NewspaperArchive.com: World's largest newspaper archives with billions of articles from the USA and around the world.
One Great Family: This is a site with the goal of creating one giant family tree. It is basically like OneWorldTree on ancestry.com. Just like OneWorldTree, you must be careful because since it is all submitted information there is information that is wrong. Check for listed sources to confirm if information is correct or not.
Original Sources: This site is a collection of only original sources relating to World and US history, science, math, law, politics, philosophy, religion, literature, language, and social sciences. This site is not very helpful for genealogical research.
Origins Network: This site has British, Irish, and Scottish records all the way back to the 13th century. It contains many records that is not available on familysearch.org or ancestry.com. It is very useful if you have ancestors from the UK.
Oxford English Dictionary (OED): Most comprehensive dictionary in the world. Good for old terms for diseases and occupations.
Paper Trail: This site is dedicated to research of pioneers. It has journals, histories, of pioneers headed west from 1800 to 1899. It is very useful if you have ancestors who crossed the plains whether they were Mormon Pioneers or not.
ProQuest Obituary Listings: This site is primarily for US research.
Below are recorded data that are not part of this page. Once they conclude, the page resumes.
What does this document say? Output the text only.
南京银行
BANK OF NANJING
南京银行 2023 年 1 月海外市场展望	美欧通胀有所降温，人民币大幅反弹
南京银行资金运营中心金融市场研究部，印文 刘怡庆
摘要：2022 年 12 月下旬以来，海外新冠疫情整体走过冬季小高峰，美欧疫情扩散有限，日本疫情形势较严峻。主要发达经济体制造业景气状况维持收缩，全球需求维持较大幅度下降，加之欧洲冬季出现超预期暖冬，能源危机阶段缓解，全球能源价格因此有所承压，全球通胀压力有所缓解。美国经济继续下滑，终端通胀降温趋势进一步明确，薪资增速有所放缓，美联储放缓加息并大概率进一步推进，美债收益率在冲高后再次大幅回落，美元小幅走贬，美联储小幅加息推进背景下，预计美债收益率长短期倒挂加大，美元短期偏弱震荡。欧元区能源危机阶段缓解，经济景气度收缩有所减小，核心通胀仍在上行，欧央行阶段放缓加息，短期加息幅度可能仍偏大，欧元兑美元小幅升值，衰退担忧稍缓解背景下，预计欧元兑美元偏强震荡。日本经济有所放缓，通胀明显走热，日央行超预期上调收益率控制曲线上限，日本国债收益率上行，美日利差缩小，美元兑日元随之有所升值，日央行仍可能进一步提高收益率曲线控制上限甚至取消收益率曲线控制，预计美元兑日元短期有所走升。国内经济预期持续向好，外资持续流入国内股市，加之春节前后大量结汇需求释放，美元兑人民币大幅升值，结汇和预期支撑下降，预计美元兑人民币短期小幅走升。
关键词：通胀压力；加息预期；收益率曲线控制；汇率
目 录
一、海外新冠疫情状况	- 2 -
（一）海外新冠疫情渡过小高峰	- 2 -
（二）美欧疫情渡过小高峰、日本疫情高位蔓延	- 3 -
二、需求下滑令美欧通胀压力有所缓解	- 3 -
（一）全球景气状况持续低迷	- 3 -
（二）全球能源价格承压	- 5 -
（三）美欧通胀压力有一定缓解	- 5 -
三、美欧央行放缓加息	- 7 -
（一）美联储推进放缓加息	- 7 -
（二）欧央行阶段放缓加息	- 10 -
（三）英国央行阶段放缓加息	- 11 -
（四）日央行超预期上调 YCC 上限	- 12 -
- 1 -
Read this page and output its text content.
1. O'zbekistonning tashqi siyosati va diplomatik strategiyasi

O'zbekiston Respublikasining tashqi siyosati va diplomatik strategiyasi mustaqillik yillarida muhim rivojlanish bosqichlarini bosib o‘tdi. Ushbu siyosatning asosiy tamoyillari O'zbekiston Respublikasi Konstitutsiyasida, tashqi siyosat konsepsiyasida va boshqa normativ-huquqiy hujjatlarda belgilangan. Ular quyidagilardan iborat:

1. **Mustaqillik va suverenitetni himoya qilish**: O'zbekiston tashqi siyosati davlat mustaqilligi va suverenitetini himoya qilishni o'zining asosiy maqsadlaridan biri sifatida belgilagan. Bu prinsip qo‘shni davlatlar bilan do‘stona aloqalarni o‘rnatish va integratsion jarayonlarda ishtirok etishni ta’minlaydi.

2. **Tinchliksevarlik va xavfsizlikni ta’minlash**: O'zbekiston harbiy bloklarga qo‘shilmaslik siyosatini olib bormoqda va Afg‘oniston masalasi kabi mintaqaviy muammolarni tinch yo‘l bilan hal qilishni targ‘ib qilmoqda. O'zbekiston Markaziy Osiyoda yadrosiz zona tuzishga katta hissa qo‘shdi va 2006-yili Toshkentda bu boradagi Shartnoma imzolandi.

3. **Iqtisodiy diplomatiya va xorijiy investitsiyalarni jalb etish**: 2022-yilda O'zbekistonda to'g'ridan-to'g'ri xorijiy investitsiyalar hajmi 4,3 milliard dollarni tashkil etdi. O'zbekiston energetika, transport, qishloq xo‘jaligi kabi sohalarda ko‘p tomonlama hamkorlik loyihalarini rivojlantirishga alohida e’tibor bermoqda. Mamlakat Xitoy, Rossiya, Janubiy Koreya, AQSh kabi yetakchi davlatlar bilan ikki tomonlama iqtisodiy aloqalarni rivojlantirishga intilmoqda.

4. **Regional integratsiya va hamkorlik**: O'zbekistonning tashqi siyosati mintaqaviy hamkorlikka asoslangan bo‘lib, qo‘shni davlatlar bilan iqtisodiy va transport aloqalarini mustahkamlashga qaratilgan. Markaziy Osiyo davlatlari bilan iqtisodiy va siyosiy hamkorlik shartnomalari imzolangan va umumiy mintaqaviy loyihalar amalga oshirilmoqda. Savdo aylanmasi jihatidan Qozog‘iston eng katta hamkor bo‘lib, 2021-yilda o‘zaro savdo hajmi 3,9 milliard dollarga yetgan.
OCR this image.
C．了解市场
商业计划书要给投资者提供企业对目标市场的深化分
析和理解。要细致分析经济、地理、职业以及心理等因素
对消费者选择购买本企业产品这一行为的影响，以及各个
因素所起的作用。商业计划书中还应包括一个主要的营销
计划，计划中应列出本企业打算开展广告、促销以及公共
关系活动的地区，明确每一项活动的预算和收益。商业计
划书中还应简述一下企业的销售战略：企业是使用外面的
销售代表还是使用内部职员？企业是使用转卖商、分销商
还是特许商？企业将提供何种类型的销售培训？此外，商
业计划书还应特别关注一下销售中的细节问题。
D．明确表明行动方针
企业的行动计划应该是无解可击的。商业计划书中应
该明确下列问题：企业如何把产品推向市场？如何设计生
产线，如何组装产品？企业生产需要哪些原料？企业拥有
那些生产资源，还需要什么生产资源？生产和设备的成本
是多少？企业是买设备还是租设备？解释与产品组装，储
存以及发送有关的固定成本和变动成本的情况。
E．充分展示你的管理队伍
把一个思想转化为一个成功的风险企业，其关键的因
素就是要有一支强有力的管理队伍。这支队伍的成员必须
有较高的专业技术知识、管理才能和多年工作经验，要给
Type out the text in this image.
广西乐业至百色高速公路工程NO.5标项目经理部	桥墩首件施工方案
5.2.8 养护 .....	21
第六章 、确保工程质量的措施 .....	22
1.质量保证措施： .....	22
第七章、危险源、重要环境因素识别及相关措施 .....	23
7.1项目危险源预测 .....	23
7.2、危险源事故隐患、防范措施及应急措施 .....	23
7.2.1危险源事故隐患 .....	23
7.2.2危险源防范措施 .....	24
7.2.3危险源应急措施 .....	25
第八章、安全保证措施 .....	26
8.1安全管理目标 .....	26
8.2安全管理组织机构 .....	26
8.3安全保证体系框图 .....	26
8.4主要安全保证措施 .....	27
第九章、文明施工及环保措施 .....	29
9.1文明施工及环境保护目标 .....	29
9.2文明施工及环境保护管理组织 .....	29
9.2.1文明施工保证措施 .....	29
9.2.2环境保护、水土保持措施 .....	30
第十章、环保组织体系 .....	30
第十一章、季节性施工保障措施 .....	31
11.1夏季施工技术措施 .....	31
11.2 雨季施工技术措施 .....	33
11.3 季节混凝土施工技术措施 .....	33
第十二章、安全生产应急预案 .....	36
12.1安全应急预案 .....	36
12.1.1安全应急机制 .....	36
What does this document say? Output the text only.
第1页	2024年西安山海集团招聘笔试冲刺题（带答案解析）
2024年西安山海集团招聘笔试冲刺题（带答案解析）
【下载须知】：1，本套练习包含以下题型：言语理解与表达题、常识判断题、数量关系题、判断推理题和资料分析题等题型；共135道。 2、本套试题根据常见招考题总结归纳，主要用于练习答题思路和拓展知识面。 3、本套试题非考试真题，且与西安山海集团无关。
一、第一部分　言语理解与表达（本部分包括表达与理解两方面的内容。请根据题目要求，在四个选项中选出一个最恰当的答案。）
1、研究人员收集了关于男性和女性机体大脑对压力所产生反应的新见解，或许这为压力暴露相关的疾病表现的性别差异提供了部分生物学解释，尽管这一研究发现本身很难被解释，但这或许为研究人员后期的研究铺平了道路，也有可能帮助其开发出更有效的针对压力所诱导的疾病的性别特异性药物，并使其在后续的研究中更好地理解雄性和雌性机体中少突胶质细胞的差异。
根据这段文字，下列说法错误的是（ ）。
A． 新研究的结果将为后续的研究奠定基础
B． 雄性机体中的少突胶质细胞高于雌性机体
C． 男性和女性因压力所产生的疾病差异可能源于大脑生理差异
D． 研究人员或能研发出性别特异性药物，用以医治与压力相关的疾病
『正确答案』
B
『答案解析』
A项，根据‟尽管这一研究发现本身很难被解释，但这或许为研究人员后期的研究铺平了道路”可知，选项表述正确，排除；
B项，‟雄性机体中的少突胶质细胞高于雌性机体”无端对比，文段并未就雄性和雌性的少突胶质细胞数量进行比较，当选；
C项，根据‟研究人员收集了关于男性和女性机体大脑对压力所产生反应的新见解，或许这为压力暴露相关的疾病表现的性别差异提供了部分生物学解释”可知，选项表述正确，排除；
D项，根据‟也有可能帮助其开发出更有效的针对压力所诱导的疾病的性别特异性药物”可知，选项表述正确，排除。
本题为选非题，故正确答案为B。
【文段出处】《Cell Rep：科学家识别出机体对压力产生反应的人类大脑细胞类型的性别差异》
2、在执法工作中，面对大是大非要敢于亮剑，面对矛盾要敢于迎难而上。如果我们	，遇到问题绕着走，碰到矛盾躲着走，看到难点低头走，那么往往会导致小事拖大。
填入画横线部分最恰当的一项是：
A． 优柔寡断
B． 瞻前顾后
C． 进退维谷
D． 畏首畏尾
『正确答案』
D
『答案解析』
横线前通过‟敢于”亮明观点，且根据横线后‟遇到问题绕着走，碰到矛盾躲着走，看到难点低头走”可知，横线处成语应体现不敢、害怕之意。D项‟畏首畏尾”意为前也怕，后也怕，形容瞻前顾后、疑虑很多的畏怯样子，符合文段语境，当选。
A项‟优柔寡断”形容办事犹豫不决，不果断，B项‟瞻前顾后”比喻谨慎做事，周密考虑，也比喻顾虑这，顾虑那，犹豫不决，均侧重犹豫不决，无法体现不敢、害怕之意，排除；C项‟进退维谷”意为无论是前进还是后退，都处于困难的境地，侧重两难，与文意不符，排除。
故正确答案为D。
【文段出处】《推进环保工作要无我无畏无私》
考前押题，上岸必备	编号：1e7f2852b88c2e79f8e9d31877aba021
This site more than 10 million obituaries and death notices published in newspapers from 1800 onward. It is very useful in finding death dates of your ancestors.
Social and Cultural History: Letters and diaries online.
SVAR: This site is strictly for research in Sweden. You also need to click the link and the top right hand corner to view the site in English. This website is the National Archives of Sweden. It has access to Birth records, Marriage records, Death records, Census records from the 1800s onward. It is very useful if you have ancestors from Sweden.
The Times (London): This is a digital archives of the London Times newspaper from 1785-1985. This newspaper contains birth, marriage, and death notices from all over England. This site is extremely useful if you have any ancestors from England.
Women and Social Movements in the United States: 1600-2000.
World Vital Records: This site contains records from all over the world. It has a few records that cannot be found anywhere else, but most of its records are on ancestry.com also. It has linked pedigrees useful for genealogy research.